Vermes zelf intussen vindt niet dat zijn roman de misdaden van Hitler wegwuift of afzwakt. Hitler was geen Monster of Idioot, hij was ook slim en charmant, is zijn boodschap. En de kiezers van 1933 waren heus niet zoveel dommer dan die van nu. In interviews benadrukt Vermes dat hij de lezers, zodra ze moeten lachen, hard om de oren slaat. Hitler beschrijft bijvoorbeeld een vrouw die haar hond uitlaat, en met een plastic zakje het hoopje opruimt. Het ziet er inderdaad komisch uit.

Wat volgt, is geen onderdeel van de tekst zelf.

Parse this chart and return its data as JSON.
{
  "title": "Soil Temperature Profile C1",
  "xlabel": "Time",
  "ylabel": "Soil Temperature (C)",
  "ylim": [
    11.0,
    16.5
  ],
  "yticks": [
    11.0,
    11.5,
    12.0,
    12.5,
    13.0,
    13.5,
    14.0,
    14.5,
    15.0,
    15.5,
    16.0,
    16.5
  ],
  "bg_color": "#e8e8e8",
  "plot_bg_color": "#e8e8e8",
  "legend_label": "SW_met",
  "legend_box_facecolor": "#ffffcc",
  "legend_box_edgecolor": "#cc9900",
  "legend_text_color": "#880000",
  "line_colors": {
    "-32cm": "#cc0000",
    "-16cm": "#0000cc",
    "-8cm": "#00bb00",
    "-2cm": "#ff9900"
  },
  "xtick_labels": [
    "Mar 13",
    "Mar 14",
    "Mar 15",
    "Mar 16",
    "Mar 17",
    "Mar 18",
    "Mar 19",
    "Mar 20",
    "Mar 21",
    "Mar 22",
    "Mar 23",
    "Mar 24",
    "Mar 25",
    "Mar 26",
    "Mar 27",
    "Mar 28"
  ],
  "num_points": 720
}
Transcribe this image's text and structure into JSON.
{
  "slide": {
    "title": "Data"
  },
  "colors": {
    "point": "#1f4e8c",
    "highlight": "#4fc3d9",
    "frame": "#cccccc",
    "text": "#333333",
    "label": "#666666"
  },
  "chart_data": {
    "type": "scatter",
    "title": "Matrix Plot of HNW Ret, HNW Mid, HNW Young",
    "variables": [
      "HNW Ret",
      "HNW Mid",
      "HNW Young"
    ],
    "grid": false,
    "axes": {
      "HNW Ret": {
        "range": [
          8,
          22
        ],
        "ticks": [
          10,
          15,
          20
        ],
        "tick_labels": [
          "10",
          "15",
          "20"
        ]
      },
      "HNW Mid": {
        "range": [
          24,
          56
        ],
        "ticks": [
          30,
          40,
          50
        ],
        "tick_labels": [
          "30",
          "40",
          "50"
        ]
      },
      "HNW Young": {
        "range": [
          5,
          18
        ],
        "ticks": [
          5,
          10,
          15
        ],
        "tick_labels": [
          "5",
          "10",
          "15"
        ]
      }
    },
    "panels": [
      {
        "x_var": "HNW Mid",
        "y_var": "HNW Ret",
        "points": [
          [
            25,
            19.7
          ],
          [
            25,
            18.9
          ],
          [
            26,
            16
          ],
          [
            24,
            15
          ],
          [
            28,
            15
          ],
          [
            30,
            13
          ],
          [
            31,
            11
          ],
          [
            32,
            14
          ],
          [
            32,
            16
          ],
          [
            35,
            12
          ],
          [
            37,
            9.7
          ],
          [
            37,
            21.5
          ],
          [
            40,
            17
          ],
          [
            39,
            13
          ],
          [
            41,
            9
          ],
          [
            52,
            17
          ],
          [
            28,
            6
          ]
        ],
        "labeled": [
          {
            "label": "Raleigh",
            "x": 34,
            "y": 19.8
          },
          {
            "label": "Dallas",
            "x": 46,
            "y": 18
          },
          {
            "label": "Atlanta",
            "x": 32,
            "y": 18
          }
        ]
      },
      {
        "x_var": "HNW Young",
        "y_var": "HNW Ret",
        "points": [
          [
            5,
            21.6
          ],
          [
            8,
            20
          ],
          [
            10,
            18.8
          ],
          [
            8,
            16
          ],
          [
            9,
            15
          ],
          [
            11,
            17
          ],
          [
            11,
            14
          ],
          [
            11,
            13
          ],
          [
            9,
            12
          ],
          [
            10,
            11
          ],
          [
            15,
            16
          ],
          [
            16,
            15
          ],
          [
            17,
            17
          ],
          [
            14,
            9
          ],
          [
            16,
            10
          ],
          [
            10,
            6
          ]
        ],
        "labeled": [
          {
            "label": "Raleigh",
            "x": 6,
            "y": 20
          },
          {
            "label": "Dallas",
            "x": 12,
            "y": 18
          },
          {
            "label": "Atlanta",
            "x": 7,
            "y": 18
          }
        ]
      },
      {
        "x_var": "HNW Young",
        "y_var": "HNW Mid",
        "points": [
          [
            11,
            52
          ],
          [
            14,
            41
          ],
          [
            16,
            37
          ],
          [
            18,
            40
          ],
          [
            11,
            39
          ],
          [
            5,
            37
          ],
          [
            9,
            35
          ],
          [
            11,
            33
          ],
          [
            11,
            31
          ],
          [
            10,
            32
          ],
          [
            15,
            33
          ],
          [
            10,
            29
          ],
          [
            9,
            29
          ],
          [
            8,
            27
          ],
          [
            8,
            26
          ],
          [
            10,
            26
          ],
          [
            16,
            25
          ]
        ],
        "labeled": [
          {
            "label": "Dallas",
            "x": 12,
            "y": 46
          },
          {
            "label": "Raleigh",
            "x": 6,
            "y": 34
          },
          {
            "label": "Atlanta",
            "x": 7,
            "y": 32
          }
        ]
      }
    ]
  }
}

Maar dan vervolgt hij zijn drogredenering: zulke vrouwen moeten gesteriliseerd worden, zodat ze zich niet voort kunnen planten. Ook is hij onversneden antisemitisch.
De vraag is natuurlijk, of dat inderdaad aankomt als een klap in het gezicht. Zouden de Duitse media, de politici en de kiezers die Hitler zo maar weer zouden kunnen achternalopen inderdaad en masse dit boek kopen omdat ze klappen willen? Of toch omdat ze nu ook weleens hardop willen lachen om Hitler? Alle controverse en succes rondom het boek maken deze vragen urgent. Dat de scènes af en toe wel erg uitgesponnen zijn en de roman literair gezien origineel, maar geen hoogstandje is, doet er dan eigenlijk niet meer toe.